For his part, Gökçen Alokoş, former head of the Republican People's Party youth wing, told Al Jazeera that Özil's recent steps against the ruling party were taken within the framework of his own and the public's preparations to run in the upcoming presidential elections.

He added that such moves upset many party leaders who believe that coming to power must be achieved through political debate rather than agreement, suggesting that party leaders may be forced to replace Ozil with another president if he continues to pursue personalistic policies and puts his personal interests first in the party's front.

Early elections

Political analyst Bulut said these moves could be the reason why Özil abandoned his policy of normalizing relations with the ruling party and returned to strongly criticizing the government and its allies, in addition to calling for early elections, as he announced last week. He expects the country to hold elections within a year and a half.

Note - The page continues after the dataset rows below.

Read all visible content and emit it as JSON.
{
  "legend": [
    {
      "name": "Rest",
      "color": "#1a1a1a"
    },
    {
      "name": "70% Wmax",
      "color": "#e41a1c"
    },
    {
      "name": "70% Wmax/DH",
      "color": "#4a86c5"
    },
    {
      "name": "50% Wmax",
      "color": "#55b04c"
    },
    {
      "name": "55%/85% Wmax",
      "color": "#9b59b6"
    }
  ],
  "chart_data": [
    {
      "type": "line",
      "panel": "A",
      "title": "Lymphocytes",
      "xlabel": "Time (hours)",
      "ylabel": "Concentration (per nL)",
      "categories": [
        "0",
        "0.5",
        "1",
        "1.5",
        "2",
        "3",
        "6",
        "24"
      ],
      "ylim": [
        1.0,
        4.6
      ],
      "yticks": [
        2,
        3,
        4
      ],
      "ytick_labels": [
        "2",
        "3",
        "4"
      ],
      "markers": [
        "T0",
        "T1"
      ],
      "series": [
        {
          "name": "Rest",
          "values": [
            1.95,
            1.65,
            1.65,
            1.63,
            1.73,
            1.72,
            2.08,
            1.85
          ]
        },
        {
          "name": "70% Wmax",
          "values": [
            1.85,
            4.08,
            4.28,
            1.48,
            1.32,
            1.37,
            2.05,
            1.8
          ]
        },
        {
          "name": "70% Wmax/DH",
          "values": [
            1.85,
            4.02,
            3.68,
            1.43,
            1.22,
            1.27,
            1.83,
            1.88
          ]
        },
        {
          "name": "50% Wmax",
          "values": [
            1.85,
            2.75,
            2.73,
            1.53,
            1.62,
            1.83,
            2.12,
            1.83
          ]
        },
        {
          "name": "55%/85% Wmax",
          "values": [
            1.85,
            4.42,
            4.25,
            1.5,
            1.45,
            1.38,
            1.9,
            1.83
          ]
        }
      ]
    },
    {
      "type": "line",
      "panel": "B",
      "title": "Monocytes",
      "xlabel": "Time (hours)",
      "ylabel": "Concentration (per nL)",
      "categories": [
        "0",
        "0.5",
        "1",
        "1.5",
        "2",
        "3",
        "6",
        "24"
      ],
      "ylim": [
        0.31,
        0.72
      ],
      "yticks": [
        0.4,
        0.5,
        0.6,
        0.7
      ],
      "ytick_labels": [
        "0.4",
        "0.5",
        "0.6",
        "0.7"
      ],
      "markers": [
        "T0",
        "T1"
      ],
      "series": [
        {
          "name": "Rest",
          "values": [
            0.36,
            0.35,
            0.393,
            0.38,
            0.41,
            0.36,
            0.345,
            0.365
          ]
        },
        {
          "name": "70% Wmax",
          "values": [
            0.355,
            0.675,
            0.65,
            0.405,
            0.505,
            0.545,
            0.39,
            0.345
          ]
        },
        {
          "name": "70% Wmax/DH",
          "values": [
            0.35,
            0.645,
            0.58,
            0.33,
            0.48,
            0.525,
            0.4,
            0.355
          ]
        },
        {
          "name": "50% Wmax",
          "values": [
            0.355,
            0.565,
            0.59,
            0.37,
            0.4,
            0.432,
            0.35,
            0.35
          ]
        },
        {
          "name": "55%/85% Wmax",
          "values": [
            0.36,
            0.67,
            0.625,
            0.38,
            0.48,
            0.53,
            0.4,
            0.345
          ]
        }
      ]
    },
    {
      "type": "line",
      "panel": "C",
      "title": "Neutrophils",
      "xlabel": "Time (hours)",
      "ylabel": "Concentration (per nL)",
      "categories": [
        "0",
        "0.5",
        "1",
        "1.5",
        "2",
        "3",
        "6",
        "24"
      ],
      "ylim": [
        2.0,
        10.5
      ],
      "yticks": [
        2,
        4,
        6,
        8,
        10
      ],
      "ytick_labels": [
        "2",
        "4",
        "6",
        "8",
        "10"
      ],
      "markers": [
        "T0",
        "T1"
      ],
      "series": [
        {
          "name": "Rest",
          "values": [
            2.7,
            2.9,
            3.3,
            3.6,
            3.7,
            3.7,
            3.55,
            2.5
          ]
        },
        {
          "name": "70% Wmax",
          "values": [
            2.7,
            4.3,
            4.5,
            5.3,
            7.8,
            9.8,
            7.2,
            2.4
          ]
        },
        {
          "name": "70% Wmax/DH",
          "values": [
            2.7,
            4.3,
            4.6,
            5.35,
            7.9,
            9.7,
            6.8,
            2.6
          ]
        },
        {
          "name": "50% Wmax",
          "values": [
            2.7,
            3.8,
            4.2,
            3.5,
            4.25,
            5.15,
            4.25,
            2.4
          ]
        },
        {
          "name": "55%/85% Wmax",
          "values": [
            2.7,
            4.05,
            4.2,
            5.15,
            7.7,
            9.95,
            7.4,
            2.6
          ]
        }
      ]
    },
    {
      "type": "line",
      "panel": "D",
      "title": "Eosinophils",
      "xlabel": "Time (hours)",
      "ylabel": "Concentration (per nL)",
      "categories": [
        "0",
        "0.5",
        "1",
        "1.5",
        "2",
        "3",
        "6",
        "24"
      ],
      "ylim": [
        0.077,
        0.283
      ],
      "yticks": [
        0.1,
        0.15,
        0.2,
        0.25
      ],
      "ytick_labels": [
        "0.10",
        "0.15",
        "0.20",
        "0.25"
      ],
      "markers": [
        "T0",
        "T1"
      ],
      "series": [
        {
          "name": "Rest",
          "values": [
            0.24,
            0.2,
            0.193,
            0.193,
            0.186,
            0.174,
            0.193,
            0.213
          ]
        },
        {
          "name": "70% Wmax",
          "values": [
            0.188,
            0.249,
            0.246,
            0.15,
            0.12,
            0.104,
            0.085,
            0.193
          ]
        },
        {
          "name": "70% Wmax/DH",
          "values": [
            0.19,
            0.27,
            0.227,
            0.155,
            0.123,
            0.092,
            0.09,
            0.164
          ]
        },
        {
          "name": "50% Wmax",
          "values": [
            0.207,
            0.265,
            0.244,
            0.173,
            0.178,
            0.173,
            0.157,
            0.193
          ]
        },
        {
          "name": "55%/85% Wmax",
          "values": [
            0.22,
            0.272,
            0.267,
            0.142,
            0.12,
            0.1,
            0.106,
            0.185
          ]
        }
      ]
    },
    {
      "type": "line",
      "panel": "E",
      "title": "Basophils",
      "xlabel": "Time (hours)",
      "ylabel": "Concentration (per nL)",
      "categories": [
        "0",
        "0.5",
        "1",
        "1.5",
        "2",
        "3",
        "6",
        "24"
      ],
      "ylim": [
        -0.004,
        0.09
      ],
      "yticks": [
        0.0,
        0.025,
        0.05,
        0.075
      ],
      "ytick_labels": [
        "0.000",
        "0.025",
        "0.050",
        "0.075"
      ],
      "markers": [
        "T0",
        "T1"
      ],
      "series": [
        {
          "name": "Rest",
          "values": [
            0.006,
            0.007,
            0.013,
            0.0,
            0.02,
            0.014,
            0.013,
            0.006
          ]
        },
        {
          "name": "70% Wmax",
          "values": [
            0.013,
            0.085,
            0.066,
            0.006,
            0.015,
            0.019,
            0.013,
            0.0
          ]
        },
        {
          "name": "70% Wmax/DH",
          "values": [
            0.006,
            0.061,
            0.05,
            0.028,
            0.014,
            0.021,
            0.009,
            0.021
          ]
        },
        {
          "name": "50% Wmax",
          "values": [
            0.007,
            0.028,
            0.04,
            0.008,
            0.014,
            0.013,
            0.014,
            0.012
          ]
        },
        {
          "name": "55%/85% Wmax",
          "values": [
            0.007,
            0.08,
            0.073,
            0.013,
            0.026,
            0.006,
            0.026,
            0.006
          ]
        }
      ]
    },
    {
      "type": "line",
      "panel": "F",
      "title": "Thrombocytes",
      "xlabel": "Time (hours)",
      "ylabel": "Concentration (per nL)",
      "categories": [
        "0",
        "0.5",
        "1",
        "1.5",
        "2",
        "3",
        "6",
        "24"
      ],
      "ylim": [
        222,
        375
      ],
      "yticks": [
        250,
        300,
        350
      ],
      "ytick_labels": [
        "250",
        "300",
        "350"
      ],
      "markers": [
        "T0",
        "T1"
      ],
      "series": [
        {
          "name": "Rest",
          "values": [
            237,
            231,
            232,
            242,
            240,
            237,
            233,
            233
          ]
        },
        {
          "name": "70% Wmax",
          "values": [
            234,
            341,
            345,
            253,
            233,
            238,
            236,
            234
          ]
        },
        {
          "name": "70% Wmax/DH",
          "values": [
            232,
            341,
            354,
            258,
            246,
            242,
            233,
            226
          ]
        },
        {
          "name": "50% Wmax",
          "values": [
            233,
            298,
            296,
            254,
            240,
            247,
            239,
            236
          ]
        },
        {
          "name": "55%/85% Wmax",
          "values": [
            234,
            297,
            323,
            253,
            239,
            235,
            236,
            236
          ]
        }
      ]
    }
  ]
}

“Turkey will overthrow Erdogan and his government in the first elections that will take place soon, which will not be the elections that will be held in 2028,” Ozil said, adding that he was not announcing local elections to avoid turning the results into a political tool, “but I am the one who most wants these elections to take place,” he said.

In order for the country to hold early presidential and parliamentary elections, the consent of 360 members of parliament must be obtained, and neither the opposition nor the government currently has this number. On the other hand, President Erdogan calmed the growing debate on the possibility of early elections and stressed that “elections will not be held within 4 years.”

Confirming this position, Justice Minister Yilmaz Tonci said that efforts to draft a new constitution will continue during these four years, stressing that no new elections will be held during this period.